DIALEKSIS.COM | Jakarta - Era reformasi atau disebut juga era pasca Soeharto dirincikan dengan lingkungan sosial politik yang lebih terbuka.

Dimana proses reformasi ini menghasilkan tingkat kebebasan bicara yang lebih tinggi tanpa penyensoran dan sangat berbanding terbalik dengan Orde Baru.

23 tahun lebih mengarungi Indonesia, kini reformasi mulai dipertanyakan. Semangat dalam menumpas Korupsi, Kolusi dan Nepotisme (KKN) lambat-lambat mulai meredam.

Orang-orang mulai takut bicara lantang. Apalagi diperkuat dengan hasil survei Komnas HAM beberapa waktu lalu yang menyatakan bahwa masyarakat Indonesia masih merasa tak nyaman dalam berekspresi dan berpendapat.

Kekhawatiran ini kemudian menjadi sebuah dilema besar sehingga menimbulkan sebuah pertanyaan mendasar, "masih layakkah era reformasi bergulir di Indonesia?"

Kepala Pusat Penelitian Politik Lembaga Ilmu Pengetahuan Indonesia (LIPI) Prof Firman Noor mengatakan kondisi Indonesia saat ini masih belum mengarah pada spirit reformasi.

Baginya, reformasi adalah kedaulatan rakyat, dimana rakyat mengambil peran dengan lebih maksimal.

Ia mengatakan, korelasi reformasi dalam menumpas KKN di tanah air ialah dengan pengelolaan kebijakan yang dibuat secara domain elitis yang kemudian disusutkan dengan melibatkan peran masyarakat.

Kemudian, semangat dalam mengontrol kekuasaan secara baik dan benar tanpa dipenuhi kolusi dan nepotisme.

Dengan berakhirnya nepotisme, kata Prof Firman, harusnya politik dinasti juga menghilang. Begitu pula dengan kolusi yang melibatkan aparat birokrasi, partai politik, dan sebagainya juga harus berakhir di era reformasi.

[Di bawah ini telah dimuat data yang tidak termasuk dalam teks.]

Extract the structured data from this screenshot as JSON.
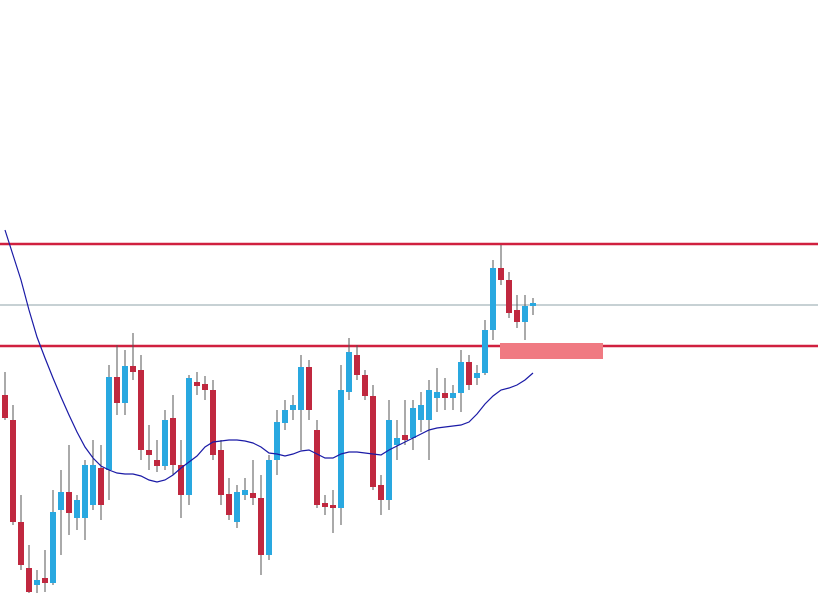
{
  "chart_data": {
    "type": "candlestick",
    "ylim": [
      0,
      593
    ],
    "up_color": "#29a8e0",
    "down_color": "#c0283f",
    "open": [
      198,
      173,
      71,
      25,
      8,
      15,
      10,
      83,
      101,
      75,
      75,
      88,
      125,
      123,
      216,
      190,
      227,
      223,
      143,
      133,
      127,
      175,
      128,
      98,
      211,
      209,
      203,
      143,
      99,
      71,
      98,
      100,
      95,
      38,
      133,
      170,
      183,
      183,
      226,
      163,
      90,
      88,
      85,
      201,
      238,
      218,
      197,
      108,
      93,
      148,
      158,
      155,
      173,
      173,
      195,
      200,
      195,
      200,
      231,
      215,
      220,
      263,
      325,
      313,
      283,
      271,
      287
    ],
    "high": [
      221,
      188,
      98,
      48,
      23,
      43,
      103,
      123,
      148,
      98,
      133,
      153,
      148,
      228,
      248,
      243,
      260,
      238,
      168,
      153,
      183,
      198,
      153,
      218,
      221,
      217,
      213,
      153,
      115,
      108,
      115,
      133,
      118,
      138,
      183,
      193,
      198,
      238,
      233,
      173,
      98,
      103,
      228,
      255,
      248,
      223,
      208,
      118,
      193,
      173,
      193,
      193,
      201,
      213,
      225,
      215,
      208,
      243,
      238,
      228,
      273,
      333,
      348,
      321,
      298,
      298,
      295
    ],
    "low": [
      173,
      68,
      23,
      0,
      0,
      1,
      8,
      38,
      58,
      63,
      53,
      83,
      73,
      93,
      178,
      178,
      213,
      133,
      123,
      121,
      123,
      118,
      75,
      88,
      198,
      193,
      133,
      88,
      73,
      65,
      93,
      88,
      18,
      33,
      118,
      163,
      173,
      143,
      173,
      85,
      78,
      60,
      68,
      193,
      213,
      193,
      103,
      78,
      83,
      133,
      148,
      143,
      161,
      133,
      181,
      183,
      183,
      181,
      203,
      208,
      218,
      253,
      308,
      275,
      265,
      253,
      278
    ],
    "close": [
      175,
      71,
      28,
      1,
      13,
      10,
      81,
      101,
      80,
      93,
      128,
      128,
      88,
      216,
      190,
      227,
      221,
      143,
      138,
      127,
      173,
      128,
      98,
      215,
      207,
      203,
      138,
      98,
      78,
      101,
      103,
      95,
      38,
      133,
      171,
      183,
      188,
      226,
      183,
      88,
      86,
      85,
      203,
      241,
      218,
      197,
      106,
      93,
      173,
      155,
      153,
      185,
      188,
      203,
      201,
      195,
      200,
      231,
      208,
      220,
      263,
      325,
      313,
      280,
      271,
      287,
      290
    ],
    "moving_average": {
      "color": "#1a1aa6",
      "values": [
        363,
        338,
        313,
        283,
        256,
        235,
        215,
        196,
        178,
        161,
        146,
        135,
        127,
        123,
        120,
        119,
        119,
        117,
        113,
        111,
        113,
        118,
        125,
        131,
        137,
        146,
        151,
        152,
        153,
        153,
        152,
        150,
        146,
        140,
        139,
        137,
        139,
        142,
        143,
        139,
        135,
        135,
        139,
        141,
        141,
        140,
        139,
        138,
        143,
        147,
        151,
        155,
        159,
        163,
        165,
        166,
        167,
        168,
        171,
        179,
        189,
        197,
        203,
        205,
        208,
        213,
        220
      ]
    },
    "levels": [
      {
        "value": 349,
        "color": "#d0203f"
      },
      {
        "value": 247,
        "color": "#d0203f"
      },
      {
        "value": 288,
        "color": "#8fa3a8"
      }
    ],
    "zone": {
      "top": 250,
      "bottom": 234,
      "color": "#f07a82"
    }
  }
}
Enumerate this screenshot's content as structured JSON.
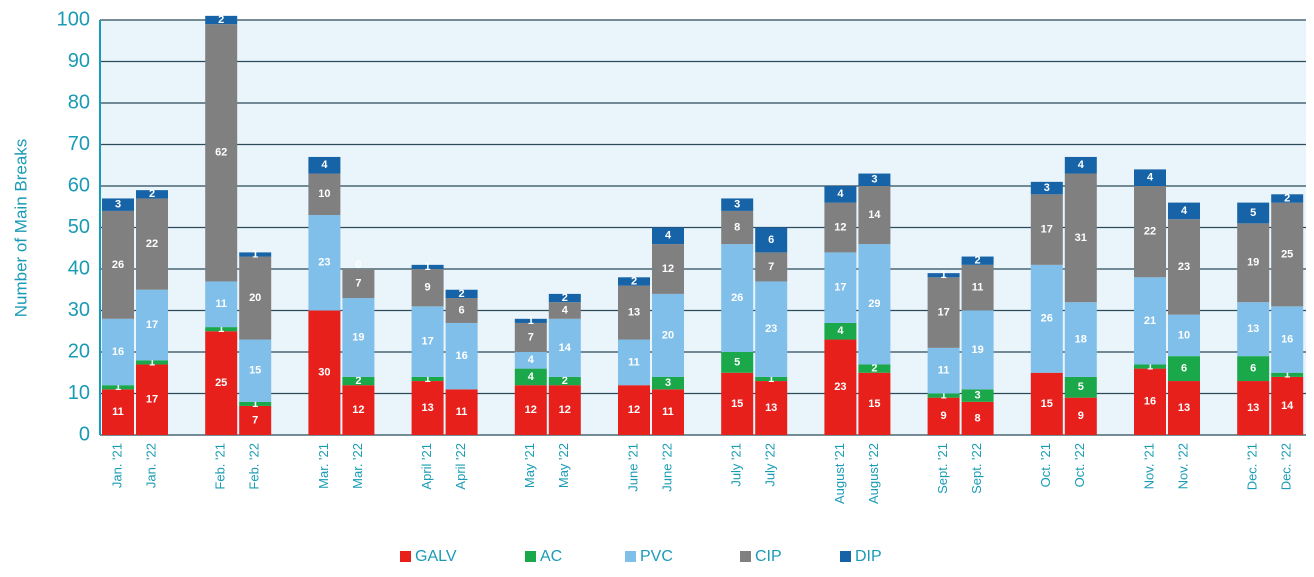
{
  "chart_data": {
    "type": "stacked_bar",
    "y_label": "Number of Main Breaks",
    "categories": [
      "Jan. '21",
      "Jan. '22",
      "Feb. '21",
      "Feb. '22",
      "Mar. '21",
      "Mar. '22",
      "April '21",
      "April '22",
      "May '21",
      "May '22",
      "June '21",
      "June '22",
      "July '21",
      "July '22",
      "August '21",
      "August '22",
      "Sept. '21",
      "Sept. '22",
      "Oct. '21",
      "Oct. '22",
      "Nov. '21",
      "Nov. '22",
      "Dec. '21",
      "Dec. '22"
    ],
    "series": [
      {
        "name": "GALV",
        "color": "#e8201c",
        "values": [
          11,
          17,
          25,
          7,
          30,
          12,
          13,
          11,
          12,
          12,
          12,
          11,
          15,
          13,
          23,
          15,
          9,
          8,
          15,
          9,
          16,
          13,
          13,
          14
        ]
      },
      {
        "name": "AC",
        "color": "#1aa84a",
        "values": [
          1,
          1,
          1,
          1,
          0,
          2,
          1,
          0,
          4,
          2,
          0,
          3,
          5,
          1,
          4,
          2,
          1,
          3,
          0,
          5,
          1,
          6,
          6,
          1
        ]
      },
      {
        "name": "PVC",
        "color": "#7fbfea",
        "values": [
          16,
          17,
          11,
          15,
          23,
          19,
          17,
          16,
          4,
          14,
          11,
          20,
          26,
          23,
          17,
          29,
          11,
          19,
          26,
          18,
          21,
          10,
          13,
          16
        ]
      },
      {
        "name": "CIP",
        "color": "#808080",
        "values": [
          26,
          22,
          62,
          20,
          10,
          7,
          9,
          6,
          7,
          4,
          13,
          12,
          8,
          7,
          12,
          14,
          17,
          11,
          17,
          31,
          22,
          23,
          19,
          25
        ]
      },
      {
        "name": "DIP",
        "color": "#1663a8",
        "values": [
          3,
          2,
          2,
          1,
          4,
          0,
          1,
          2,
          1,
          2,
          2,
          4,
          3,
          6,
          4,
          3,
          1,
          2,
          3,
          4,
          4,
          4,
          5,
          2
        ]
      }
    ],
    "ylim": [
      0,
      100
    ],
    "yticks": [
      0,
      10,
      20,
      30,
      40,
      50,
      60,
      70,
      80,
      90,
      100
    ],
    "grid": true
  }
}
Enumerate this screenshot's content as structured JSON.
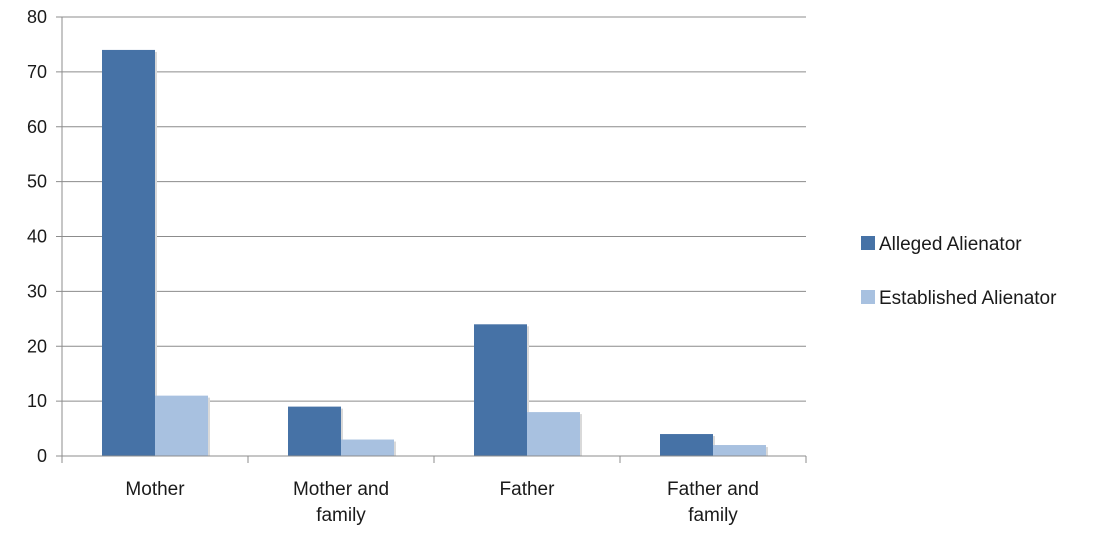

Namun, dalam pemantauannya, situasi Indonesia saat ini tidak bergerak ke arah sana. Malah ia menilai kondisi saat ini tak lebih seperti Orde Baru yang terbarukan.

"Ini yang akhirnya menimbulkan kegelisahan, terutama bagi saya sendiri. Apakah reformasi masih punya makna mengingat substansinya ini tetap saja dikelola secara politis," ujar Prof Firman saat dihubungi Dialeksis.com, Selasa (15/6/2021).

Selaku cendekiawan yang ahli politik, Prof Firman turut mengimbau masyarakat agar menyadarkan diri bahwa kondisi saat ini bukanlah situasi yang diidam-idamkan.

Ia juga mengajak para mahasiswa, insan pers, dan seluruh elemen masyarakat untuk bersatu padu dalam menyuarakan kembali aspirasi reformasi sebagaimana semangat awalnya ada.

Terlepas dari semua itu, Prof Firman juga mengaku percaya pengangkangan reformasi ini bisa terjadi karena ulah oknum-oknum di pemerintahan yang punya sumber daya lebih.

"Hanya saja, meminta pemerintah untuk berubah, kan saat ini seperti menabrak tembok," ungkapnya.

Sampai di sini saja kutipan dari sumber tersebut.